Make the infant seats compulsory in GA airplanes, but not on commercial flights.

Why? The accident rate in GA vs. commercial flights is much higher.

J. P. Hinge

If parents are required to purchase a seat for their infant, they’ll be more likely to drive instead, which would have a higher risk than flying to their destination.

Bill Ludlow

I’d like to see some price relief for families with small children. This would help discourage the car trip and encourage using a car seat in a separate seat. So yes, they “should” be in a car seat (via the price inducement), but I don’t agree with a nanny state requirement.

Kevin Vap

A reasonable compromise would be to permit infants to be carried in a front-worn baby carrier during take-off and landing, with the parent’s seatbelt/shoulder harness being worn underneath the carrier (i.e., against the parent’s body and not around the child’s body). This would prevent infants from becoming projectiles during a crash.

Jennifer Inman


Relief Not Needed

Your recent item on the new Cleveland, Tennessee airport states, “The $40 million airport is intended to be a reliever for nearby Chattanooga … .”

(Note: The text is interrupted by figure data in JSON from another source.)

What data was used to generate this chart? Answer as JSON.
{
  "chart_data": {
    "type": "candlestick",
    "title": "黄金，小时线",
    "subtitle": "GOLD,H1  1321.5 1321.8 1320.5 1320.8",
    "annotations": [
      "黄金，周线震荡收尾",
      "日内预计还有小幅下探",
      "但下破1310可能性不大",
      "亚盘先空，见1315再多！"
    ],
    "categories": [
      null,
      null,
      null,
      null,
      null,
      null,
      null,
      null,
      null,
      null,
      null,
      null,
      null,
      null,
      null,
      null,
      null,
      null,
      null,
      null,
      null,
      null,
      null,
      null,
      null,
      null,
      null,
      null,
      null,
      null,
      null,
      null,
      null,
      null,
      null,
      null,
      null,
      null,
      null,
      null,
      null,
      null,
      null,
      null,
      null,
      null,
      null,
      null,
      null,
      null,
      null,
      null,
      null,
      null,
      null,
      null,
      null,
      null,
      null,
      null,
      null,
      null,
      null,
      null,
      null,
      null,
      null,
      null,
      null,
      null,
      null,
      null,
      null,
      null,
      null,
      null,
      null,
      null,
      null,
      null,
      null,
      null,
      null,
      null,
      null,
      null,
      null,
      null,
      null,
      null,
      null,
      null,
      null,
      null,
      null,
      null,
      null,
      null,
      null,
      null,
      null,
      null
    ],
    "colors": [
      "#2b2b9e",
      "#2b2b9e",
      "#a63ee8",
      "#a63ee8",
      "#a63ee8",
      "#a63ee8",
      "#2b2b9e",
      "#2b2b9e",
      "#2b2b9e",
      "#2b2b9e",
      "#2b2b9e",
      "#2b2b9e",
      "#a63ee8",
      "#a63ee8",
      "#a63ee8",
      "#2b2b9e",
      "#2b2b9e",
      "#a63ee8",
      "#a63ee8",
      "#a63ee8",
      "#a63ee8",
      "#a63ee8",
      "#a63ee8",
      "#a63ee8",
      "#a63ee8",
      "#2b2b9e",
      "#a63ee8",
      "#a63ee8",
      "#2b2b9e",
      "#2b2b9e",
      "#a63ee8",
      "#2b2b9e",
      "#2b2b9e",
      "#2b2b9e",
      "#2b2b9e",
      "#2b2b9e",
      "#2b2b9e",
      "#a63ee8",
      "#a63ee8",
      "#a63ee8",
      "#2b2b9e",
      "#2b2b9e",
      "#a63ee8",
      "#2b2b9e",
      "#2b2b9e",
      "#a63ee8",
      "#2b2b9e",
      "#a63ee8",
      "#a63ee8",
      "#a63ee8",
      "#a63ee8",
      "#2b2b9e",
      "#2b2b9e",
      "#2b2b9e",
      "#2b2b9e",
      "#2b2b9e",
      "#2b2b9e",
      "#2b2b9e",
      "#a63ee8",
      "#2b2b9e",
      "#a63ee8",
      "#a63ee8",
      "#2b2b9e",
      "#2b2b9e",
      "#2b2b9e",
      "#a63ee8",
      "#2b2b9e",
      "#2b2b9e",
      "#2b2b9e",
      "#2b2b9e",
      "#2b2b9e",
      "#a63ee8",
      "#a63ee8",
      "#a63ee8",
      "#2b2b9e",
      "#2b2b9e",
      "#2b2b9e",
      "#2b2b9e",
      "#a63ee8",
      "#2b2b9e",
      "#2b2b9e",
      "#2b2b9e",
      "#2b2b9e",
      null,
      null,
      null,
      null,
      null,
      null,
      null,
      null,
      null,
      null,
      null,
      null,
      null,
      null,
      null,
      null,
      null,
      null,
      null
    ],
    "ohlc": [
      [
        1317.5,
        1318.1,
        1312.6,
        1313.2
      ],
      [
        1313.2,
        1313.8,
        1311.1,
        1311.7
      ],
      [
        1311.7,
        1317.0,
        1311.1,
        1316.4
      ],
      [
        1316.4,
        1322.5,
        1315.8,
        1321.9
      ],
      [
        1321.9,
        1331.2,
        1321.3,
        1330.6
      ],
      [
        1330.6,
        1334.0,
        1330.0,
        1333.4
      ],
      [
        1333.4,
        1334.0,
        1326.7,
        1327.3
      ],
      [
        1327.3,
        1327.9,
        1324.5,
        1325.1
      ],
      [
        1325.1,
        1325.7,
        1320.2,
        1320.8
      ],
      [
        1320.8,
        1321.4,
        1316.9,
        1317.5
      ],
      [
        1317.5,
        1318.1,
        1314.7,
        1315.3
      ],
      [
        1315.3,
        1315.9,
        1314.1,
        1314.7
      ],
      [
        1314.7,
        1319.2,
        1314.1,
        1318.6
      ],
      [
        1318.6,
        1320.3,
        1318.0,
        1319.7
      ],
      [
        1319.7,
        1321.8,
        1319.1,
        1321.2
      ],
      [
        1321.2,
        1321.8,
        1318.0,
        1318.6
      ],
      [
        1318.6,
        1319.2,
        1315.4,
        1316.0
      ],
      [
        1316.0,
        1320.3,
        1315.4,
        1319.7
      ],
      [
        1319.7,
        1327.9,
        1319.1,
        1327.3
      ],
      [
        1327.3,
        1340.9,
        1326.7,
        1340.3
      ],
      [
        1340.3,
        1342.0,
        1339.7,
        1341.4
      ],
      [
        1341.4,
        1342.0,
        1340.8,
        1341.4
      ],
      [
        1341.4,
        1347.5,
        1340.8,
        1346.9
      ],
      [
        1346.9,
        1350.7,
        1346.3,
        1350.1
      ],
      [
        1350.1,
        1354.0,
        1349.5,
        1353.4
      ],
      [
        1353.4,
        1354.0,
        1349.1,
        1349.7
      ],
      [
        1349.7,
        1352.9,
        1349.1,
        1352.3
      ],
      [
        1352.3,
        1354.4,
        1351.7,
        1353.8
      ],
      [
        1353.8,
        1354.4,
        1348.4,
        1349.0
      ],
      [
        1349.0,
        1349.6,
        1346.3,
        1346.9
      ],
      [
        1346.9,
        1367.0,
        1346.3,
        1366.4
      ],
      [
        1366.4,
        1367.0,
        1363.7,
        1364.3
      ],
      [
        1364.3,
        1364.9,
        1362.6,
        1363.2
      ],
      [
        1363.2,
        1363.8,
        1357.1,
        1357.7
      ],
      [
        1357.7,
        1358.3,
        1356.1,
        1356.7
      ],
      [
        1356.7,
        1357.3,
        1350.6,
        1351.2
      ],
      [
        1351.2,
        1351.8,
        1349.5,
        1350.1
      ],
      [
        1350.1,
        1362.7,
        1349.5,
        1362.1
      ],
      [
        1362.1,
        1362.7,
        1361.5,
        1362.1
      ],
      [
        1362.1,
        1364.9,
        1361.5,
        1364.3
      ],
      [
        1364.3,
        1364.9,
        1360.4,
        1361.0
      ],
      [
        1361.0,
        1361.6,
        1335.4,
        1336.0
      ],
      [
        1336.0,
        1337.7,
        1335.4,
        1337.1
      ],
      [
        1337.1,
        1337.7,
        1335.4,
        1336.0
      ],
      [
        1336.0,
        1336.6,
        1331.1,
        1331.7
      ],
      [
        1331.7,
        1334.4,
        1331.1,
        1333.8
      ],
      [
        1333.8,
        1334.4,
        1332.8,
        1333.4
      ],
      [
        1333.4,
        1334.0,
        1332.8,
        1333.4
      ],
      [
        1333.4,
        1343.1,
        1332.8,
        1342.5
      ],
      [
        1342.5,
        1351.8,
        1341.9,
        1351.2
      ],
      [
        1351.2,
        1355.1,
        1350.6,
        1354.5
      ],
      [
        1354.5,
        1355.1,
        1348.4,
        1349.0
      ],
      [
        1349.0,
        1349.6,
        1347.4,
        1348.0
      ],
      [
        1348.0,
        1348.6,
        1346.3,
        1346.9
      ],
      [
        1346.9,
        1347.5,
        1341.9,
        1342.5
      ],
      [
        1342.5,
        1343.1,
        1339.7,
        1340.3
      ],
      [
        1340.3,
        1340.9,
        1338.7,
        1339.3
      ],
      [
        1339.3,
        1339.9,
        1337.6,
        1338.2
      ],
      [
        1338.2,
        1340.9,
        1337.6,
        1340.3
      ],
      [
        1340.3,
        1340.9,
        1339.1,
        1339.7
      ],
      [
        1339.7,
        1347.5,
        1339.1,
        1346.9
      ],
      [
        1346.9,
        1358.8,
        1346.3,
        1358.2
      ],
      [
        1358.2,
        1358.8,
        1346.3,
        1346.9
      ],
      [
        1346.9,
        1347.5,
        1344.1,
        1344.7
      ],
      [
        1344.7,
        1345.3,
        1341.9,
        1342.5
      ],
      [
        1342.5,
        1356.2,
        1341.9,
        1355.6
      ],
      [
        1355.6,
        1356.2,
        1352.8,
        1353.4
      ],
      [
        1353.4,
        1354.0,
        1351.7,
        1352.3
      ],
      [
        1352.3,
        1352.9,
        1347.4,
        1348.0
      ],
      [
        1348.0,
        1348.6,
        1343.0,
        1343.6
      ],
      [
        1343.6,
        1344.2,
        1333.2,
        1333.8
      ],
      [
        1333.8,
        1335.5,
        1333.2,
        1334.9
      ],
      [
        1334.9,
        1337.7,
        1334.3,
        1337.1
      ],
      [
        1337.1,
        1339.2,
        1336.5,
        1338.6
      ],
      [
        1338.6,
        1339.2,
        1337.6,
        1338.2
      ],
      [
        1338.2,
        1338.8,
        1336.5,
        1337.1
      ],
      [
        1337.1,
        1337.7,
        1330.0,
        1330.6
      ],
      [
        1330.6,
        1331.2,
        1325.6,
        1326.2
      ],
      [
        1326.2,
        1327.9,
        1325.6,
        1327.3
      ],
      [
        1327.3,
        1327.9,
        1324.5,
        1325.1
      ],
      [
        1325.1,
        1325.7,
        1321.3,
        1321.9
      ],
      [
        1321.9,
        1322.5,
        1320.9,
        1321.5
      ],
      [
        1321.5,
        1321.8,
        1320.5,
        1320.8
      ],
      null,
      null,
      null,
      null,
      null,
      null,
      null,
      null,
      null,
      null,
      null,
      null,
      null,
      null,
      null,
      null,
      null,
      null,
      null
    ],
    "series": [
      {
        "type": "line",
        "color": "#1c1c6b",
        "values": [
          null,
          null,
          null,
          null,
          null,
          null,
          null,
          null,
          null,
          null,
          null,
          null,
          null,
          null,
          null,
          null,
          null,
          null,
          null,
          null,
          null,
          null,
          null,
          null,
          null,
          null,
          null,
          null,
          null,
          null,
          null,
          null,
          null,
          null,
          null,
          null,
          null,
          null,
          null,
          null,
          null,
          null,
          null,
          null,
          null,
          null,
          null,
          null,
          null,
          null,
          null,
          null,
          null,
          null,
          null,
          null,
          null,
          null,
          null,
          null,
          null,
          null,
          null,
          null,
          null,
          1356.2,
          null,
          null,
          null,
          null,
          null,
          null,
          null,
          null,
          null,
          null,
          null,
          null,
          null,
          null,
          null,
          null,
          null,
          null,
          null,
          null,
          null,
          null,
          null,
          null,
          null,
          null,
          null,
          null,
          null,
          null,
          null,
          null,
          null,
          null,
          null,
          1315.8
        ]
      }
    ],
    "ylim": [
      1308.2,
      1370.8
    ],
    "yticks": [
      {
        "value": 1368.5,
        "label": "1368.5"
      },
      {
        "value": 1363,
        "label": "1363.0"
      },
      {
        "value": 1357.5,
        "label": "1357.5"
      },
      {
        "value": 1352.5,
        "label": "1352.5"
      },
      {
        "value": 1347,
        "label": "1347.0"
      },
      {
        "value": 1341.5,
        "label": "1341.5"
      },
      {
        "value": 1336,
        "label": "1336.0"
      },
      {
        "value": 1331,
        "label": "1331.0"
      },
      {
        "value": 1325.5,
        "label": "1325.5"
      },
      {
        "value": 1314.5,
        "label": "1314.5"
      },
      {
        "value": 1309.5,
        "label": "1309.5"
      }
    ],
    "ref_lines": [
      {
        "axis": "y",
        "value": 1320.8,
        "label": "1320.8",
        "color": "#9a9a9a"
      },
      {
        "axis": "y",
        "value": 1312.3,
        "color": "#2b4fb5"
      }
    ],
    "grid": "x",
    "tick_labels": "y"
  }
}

Whatever use the new airport might get, the idea that CHA needs a reliever airport is ludicrous. It is practically a ghost town, even with the commuters that still operate there. It is rare to taxi out at CHA and even see another aircraft moving on the surface.

Kim Welch


Social (Media) Time

Regarding your story on SocialFlight: It’s about time someone developed a fun-to-fly publication. Keep up the good work.

Preston Daniels


Holiday Wishes

Just want to say “thank you” for a great year! I’m not a pilot. I’m an enthusiast and artist and love to fly and ride with friends.

Your site is very educational for a passenger, and even your reader photos keep the blood circulating. I enjoy it!

David Lord

I believe that it is appropriate to tell the AVweb staff how much I appreciate the fine job you all have done this past year bringing us, the GA public, this almost-daily publication.

I greatly appreciate this publication. Thank you so very much.

I wish everyone at the Aviation Publishing Group a happy new year of flying.

Jim McDuffie

Just sayin’ you guys do a super job bringing interesting, timely, and important aviation news and information to the pilot population. Keep up the great work.